Sakes and daughters

“The sakes I make are like daughters to me,” notes Masato Mizuno, Kokuryu's seventh-generation owner and current chairman. “Just as parents of a bride want to dress their daughter in beautiful kimonos, we try to dress our sakes in beautiful labels and packaging.”

We've talked about our passion and dedication for making fine sake. But the pride we take in the quality of our sake is equaled by the effort we put into the design of our bottles, labels and packaging. Here, we'd like to tell you a bit about our labels.

When our daiginjo Ryu was released in 1975, its labels were made from the canvas bags we used to press the moromi. Persimmon tannins, used for strengthening and antibacterial purposes, dyed the bags a dark brown and gave them a charming, folksy quality. The bags were cut into label-sized pieces, the Chinese character for Ryu was stamped on in gold foil and the labels were applied to the bottles.

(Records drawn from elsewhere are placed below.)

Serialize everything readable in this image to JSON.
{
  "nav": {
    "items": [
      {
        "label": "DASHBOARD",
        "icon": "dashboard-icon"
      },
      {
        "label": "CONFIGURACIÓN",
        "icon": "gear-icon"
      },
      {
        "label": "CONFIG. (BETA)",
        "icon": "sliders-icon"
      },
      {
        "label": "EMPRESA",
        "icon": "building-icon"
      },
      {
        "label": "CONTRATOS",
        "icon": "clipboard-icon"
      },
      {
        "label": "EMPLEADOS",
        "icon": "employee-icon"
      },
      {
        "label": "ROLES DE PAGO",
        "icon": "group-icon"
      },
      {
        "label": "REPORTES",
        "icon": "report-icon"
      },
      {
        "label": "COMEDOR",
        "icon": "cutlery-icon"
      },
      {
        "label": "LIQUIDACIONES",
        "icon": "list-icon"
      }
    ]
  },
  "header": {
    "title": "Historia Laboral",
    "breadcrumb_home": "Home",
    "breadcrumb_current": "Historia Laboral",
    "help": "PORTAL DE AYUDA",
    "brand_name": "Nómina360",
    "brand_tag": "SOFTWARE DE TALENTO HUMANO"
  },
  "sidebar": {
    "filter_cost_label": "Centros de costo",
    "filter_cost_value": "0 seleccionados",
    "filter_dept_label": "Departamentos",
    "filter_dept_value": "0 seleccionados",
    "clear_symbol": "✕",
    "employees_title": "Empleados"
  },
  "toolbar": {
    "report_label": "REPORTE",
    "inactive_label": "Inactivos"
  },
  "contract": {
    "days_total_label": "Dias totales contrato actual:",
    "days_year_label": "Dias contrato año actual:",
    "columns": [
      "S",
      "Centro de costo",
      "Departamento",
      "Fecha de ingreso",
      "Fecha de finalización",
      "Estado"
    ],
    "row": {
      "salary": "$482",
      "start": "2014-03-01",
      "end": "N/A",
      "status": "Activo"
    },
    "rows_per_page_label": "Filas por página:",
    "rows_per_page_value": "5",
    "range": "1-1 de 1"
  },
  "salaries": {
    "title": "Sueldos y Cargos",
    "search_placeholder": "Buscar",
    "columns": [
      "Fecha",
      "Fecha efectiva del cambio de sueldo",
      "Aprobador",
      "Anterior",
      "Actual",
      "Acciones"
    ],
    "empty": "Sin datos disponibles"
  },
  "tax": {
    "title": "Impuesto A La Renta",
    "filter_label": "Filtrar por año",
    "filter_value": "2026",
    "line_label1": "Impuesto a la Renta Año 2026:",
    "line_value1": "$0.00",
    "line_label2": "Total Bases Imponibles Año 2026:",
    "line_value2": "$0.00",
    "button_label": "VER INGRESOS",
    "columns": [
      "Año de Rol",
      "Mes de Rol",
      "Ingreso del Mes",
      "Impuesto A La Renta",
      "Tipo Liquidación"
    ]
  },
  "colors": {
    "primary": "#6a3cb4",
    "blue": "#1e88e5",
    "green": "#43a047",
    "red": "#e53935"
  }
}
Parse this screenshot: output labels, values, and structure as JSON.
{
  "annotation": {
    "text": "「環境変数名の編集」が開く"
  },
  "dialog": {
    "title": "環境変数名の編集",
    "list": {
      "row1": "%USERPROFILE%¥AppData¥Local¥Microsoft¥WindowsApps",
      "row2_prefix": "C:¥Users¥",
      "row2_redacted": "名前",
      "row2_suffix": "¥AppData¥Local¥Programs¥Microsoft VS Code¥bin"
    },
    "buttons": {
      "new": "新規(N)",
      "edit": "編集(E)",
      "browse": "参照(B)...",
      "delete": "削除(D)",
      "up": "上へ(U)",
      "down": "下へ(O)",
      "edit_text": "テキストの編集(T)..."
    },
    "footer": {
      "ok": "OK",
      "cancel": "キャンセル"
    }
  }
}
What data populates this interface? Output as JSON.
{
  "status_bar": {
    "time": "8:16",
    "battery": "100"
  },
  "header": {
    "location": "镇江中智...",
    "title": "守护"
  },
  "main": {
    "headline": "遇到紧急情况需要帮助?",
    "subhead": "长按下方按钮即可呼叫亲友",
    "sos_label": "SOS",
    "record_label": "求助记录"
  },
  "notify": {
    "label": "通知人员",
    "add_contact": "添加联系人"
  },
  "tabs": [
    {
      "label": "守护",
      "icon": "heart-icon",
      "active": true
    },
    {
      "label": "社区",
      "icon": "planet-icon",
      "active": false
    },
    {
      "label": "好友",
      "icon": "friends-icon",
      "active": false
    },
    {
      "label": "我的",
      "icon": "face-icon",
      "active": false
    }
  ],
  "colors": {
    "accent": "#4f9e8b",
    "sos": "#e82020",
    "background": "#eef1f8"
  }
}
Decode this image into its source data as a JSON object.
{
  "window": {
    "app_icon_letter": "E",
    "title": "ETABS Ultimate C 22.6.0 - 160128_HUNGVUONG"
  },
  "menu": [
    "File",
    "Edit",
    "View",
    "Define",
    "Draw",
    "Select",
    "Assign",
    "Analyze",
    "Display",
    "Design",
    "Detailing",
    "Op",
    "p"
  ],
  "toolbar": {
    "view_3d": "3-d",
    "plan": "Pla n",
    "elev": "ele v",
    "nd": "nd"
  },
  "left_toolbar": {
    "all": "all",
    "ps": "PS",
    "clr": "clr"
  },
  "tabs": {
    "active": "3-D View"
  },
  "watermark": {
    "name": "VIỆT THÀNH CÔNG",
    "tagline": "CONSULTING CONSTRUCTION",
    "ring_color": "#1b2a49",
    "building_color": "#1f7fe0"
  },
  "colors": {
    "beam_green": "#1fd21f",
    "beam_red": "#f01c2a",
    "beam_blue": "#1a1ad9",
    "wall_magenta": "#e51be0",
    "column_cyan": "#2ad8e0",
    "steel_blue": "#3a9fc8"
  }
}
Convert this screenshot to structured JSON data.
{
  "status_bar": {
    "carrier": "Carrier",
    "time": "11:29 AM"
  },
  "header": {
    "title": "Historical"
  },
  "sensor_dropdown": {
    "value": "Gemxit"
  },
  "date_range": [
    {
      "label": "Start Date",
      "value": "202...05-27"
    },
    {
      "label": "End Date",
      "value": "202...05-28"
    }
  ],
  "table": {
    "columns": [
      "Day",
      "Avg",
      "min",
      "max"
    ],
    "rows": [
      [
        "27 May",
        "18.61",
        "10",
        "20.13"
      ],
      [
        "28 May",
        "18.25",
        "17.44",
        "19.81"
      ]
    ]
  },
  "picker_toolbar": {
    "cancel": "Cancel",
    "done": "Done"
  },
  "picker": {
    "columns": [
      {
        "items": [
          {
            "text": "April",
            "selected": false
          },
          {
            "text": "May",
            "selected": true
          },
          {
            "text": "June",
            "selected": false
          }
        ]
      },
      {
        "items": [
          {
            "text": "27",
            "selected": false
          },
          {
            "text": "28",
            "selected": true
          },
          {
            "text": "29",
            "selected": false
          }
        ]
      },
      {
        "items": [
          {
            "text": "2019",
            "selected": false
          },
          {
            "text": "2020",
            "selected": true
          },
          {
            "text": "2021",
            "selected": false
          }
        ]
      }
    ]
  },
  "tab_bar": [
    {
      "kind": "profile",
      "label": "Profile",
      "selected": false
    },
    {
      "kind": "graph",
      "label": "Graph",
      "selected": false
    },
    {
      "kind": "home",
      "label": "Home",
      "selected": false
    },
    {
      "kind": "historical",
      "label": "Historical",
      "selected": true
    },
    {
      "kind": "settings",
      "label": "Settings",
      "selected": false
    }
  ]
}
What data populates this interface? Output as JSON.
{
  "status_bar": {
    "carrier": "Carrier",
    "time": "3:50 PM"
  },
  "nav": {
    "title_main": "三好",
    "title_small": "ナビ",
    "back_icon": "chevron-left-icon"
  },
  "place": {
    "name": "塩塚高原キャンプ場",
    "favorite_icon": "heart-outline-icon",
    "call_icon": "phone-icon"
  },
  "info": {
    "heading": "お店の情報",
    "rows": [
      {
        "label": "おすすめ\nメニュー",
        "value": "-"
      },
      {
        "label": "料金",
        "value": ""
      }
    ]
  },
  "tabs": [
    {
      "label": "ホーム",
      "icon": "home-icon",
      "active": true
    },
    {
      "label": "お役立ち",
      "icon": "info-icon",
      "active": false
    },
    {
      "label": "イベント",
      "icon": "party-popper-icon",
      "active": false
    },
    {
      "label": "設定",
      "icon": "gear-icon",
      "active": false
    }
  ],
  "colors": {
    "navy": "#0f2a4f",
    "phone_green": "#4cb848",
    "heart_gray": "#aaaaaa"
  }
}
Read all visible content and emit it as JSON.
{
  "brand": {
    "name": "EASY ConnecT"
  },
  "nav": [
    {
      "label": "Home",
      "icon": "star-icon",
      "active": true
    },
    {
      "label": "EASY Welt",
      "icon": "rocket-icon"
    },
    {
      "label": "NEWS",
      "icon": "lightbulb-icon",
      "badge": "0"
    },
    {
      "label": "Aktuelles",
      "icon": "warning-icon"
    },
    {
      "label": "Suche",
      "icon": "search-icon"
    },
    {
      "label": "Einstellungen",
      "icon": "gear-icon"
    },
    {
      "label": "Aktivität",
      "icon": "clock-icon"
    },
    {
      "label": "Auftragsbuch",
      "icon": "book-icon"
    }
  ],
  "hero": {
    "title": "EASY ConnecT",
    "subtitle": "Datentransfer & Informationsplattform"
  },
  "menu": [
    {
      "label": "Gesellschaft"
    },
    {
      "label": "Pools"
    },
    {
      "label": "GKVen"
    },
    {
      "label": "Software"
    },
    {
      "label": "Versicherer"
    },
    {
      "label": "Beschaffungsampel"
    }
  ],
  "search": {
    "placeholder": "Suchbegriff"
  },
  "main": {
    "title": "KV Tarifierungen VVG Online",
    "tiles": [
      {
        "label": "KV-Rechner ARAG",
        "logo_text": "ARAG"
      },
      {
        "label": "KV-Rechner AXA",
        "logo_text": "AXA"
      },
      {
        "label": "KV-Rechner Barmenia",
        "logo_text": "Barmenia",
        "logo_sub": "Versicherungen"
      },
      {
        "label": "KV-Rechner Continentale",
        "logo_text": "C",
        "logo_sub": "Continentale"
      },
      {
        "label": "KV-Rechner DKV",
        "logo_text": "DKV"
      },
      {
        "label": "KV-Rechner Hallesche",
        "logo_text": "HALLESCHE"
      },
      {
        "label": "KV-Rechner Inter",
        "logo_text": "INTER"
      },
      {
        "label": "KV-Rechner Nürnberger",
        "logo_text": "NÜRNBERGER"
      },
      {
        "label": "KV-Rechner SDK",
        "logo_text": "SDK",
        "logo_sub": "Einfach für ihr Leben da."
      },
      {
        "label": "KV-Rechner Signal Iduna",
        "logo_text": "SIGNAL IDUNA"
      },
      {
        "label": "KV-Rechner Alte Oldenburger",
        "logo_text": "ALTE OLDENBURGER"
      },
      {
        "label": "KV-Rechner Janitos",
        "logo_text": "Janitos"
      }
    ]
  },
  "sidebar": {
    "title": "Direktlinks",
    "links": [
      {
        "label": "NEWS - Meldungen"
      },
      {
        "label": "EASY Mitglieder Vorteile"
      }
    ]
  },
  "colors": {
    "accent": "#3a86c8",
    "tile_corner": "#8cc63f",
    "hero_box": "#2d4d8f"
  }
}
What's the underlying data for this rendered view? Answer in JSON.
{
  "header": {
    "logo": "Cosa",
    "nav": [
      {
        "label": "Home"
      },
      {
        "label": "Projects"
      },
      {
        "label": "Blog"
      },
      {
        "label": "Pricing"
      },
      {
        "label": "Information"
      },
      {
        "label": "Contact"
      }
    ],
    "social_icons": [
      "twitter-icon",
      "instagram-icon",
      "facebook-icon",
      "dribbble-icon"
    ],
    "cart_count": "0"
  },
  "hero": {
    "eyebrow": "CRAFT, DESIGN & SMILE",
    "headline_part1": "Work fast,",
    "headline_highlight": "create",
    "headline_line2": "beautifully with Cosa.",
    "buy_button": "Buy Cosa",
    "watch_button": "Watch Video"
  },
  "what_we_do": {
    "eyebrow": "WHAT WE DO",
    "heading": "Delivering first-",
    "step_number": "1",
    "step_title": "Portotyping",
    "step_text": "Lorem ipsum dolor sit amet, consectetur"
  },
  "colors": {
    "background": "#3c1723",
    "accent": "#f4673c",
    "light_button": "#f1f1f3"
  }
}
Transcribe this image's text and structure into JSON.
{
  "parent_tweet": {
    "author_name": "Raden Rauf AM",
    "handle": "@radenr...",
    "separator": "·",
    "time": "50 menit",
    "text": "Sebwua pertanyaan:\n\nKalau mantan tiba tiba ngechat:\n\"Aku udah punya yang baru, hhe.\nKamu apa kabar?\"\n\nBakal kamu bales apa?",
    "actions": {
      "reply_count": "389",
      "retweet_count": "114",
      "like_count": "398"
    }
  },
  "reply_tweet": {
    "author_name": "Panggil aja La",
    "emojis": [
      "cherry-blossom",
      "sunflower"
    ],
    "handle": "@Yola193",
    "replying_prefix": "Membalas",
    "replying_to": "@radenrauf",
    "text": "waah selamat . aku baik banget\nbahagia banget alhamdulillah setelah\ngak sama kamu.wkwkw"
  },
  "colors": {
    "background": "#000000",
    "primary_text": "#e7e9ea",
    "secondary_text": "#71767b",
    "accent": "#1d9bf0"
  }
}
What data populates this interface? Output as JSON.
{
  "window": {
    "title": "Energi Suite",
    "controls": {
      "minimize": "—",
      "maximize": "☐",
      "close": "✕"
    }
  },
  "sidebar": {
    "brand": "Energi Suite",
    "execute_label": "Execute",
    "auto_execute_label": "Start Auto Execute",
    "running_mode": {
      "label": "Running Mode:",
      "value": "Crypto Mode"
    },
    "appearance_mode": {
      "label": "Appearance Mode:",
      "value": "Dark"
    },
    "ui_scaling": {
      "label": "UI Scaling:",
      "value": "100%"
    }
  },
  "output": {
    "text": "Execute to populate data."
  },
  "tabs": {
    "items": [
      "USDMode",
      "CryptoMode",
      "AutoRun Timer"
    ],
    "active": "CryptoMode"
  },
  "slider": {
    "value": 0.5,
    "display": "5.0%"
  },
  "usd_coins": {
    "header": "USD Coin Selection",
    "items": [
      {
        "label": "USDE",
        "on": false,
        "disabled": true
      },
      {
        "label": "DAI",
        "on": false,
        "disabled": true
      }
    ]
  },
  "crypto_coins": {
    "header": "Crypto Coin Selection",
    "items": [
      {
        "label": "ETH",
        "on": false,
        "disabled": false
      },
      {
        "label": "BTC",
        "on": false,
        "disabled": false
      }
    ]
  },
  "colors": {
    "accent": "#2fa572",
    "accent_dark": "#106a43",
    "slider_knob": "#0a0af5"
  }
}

Upon release Ryu drew nationwide attention as the most expensive sake of its time, and you can discern the brewer's fatherly pride in the quality of the label dressing this sake. Those canvas bags, though, have become relics no longer used in sake making, and Echizen ori, woven labels from Fukui, have replaced them on bottles of Ryu.

Fukui prefecture is also known for Echizen washi, or Japanese handmade paper. It is among the highest grades of paper used for brush painting and woodblock prints and is favored by eminent Japanese calligraphers and artists. Echizen washi craftsmen have been designated as Living National Treasures. The first sake to use this handcrafted paper on its label was Kokuryu's “Shizuku.” Written by world-famous calligraphy master Juichi Yoshikawa, Shizuku's simple characters become true art. Ishidaya, Nizaemon and other flagship Kokuryu sakes also carry labels made of Echizen washi, each one carefully affixed to the bottles by hand.

Our attention to labels assures there will be no mistaking the character of the sake inside — just as there's no mistaking the fatherly sentiments of Masato Mizuno.